The message on the wire is just a schema ID plus the compact binary — no field names, no full schema. Consumers look up the schema by ID once and cache it. But the registry's most valuable job isn't storage; it's the gatekeeping: when a producer tries to register a new version of a schema, the registry checks it against a configured compatibility rule and refuses the change if it would break consumers. The contract is enforced at registration time, not discovered at 3 a.m. in a consumer's stack trace.
Compatibility: the rules that let teams move independently
The compatibility mode is the heart of the whole thing, because it encodes who can upgrade when. The three you'll actually use:
- Backward compatible — a new schema can read data written with the old schema. This is the common default: it lets you upgrade consumers first. Safe changes: adding a field with a default, removing a field.
- Forward compatible — an old schema can read data written with the new schema. This lets you upgrade producers first: old consumers keep working against new messages by ignoring fields they don't know.
- Full compatible — both directions hold; the safest and most restrictive, allowing only changes that are backward and forward compatible (essentially: add/remove fields that have defaults).
The reason this matters operationally: in a real system you cannot redeploy every producer and consumer atomically. Compatibility rules are what let a dozen teams evolve their schemas on their own timelines without coordinating a flag day — the registry guarantees that whatever order things deploy in, nothing reads garbage. That guarantee is the entire point of the layer.

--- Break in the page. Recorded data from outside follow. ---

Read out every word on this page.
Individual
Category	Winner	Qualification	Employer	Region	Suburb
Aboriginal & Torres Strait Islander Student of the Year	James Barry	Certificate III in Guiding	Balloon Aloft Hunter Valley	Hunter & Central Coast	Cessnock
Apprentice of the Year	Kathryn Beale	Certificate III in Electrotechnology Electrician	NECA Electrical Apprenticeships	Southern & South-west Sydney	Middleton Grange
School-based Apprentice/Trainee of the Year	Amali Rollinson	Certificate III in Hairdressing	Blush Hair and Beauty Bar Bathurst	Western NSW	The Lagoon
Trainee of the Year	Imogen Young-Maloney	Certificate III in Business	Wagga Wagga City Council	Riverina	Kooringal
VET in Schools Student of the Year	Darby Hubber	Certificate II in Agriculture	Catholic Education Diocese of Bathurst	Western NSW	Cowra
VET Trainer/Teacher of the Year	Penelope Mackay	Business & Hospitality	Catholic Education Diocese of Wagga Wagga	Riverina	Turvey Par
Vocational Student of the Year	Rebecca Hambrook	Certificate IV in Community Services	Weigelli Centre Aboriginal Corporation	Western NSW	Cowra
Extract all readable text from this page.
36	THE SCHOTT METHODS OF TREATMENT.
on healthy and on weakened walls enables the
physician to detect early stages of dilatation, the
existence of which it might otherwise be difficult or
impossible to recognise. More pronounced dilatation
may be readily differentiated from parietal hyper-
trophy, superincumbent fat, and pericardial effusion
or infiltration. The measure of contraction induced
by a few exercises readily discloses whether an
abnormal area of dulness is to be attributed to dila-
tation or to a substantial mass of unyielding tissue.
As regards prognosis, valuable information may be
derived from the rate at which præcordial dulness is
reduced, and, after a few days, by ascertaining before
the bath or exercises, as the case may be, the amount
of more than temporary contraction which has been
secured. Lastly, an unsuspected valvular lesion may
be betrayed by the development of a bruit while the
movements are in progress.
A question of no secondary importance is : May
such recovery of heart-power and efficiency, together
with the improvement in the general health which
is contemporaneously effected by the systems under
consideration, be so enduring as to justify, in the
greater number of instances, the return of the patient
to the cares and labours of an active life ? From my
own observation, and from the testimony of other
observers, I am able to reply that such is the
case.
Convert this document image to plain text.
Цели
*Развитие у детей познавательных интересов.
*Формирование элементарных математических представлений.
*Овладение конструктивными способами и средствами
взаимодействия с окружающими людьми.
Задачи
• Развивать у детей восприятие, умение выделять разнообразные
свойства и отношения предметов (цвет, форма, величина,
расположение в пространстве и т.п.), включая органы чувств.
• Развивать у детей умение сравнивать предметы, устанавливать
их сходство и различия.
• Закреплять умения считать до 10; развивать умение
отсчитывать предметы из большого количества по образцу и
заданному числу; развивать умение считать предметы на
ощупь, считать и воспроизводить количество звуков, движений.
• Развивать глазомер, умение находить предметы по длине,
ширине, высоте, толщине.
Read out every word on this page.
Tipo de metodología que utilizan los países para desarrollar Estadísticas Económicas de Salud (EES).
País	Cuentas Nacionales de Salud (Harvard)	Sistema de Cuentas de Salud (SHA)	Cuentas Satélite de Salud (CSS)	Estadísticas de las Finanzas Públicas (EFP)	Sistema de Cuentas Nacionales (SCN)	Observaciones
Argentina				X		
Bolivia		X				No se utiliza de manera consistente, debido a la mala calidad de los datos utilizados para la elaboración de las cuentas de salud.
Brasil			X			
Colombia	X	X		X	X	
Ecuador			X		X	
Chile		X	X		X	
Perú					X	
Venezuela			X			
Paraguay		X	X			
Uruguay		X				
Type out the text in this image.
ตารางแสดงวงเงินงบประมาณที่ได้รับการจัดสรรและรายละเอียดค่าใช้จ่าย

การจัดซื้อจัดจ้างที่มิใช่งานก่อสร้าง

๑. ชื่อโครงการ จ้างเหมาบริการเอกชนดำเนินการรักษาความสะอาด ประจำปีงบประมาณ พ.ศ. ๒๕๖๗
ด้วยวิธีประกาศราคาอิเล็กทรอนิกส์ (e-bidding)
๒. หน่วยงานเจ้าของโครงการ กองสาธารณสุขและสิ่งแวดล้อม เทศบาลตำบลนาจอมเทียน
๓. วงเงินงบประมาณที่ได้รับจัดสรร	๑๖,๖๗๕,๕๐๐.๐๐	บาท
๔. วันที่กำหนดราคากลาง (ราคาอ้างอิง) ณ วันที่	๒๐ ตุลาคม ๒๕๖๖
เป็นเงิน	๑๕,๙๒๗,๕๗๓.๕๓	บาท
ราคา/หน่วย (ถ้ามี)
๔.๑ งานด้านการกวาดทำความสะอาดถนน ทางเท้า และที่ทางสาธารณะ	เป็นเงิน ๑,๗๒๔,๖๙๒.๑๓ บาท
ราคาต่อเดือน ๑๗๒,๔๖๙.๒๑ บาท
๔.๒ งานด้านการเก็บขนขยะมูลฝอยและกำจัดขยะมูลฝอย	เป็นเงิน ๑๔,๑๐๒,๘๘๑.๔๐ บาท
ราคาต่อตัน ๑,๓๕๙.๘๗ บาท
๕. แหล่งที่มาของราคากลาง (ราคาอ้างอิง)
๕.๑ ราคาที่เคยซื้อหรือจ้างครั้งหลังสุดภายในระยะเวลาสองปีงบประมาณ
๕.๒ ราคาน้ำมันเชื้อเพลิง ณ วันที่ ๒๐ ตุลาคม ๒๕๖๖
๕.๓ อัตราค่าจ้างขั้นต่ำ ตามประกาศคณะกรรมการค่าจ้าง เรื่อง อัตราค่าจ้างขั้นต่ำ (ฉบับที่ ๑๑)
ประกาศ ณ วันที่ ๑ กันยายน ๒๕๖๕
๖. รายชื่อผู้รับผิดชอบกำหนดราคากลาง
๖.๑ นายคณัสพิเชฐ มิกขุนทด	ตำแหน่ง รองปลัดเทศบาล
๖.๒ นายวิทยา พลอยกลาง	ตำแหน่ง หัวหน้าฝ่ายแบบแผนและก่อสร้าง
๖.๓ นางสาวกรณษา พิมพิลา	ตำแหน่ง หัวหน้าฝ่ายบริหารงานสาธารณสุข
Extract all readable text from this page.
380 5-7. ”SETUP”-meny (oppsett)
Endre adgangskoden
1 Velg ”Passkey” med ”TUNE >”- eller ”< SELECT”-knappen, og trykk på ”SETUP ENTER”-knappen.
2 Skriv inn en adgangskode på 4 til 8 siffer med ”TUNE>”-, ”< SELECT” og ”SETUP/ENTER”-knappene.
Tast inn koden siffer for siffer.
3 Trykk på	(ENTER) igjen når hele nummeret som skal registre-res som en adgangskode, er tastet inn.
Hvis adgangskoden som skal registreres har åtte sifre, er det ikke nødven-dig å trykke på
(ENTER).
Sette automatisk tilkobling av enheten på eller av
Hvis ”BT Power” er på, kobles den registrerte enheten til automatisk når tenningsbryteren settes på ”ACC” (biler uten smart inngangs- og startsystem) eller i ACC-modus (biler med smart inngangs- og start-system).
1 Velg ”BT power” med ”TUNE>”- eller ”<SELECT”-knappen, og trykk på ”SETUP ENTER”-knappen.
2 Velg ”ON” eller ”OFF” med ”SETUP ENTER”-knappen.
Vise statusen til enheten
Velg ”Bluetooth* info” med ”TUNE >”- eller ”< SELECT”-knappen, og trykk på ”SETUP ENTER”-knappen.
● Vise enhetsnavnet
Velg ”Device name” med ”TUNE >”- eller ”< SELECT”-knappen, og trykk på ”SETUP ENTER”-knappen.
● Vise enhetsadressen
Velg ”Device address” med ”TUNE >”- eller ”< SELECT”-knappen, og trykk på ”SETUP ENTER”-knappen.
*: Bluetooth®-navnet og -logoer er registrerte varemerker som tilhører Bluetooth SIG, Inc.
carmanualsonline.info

The single most useful habit: always give new fields a default value. A new field with a default is the canonical safe change — old readers can skip it, new readers fill it in — which means it satisfies backward and forward compatibility at once. Most schema-evolution pain comes from adding a required field with no default (now old data can't be read by the new schema) or reusing/renumbering a field. Add-with-default, and you can evolve almost indefinitely without a break.
Never reuse a Protobuf field number, and never repurpose a field's meaning. In Protobuf the field number is the identity that's serialized — change a field's type or reuse a retired number for something new, and old bytes decode into the wrong field with no error, just corrupt data. (Avro has the analogous trap with renaming fields that lack aliases.) Treat field numbers and names as append-only: deprecate, never reuse. The format will not protect you from semantic changes it can't see — that discipline is on you, and the registry's compatibility check is your safety net, not a substitute for it.
What to carry away
The serialization layer is the contract layer of a streaming platform. JSON fails at scale because it carries no schema, repeats field names in every message, and offers no evolution safety. Avro and Protobuf fix the first two with compact, typed, schema-defined binary — and enable the third by separating the writer's schema from the reader's. The Schema Registry stores schemas behind small IDs (so messages stay tiny) and, crucially, enforces compatibility at registration — backward (upgrade consumers first), forward (producers first), or full — so independent teams can evolve schemas without a coordinated flag day.
Adopt it the moment a pipeline has more than one team or more than one consumer: pick a compatibility mode, add new fields with defaults, and never reuse field identities. It's unglamorous plumbing, but it's the difference between a pipeline that evolves smoothly for years and one that breaks every time someone touches a producer. It pairs directly with Kafka and with log-based change data capture, where stable, evolvable schemas are what keep downstream consumers honest.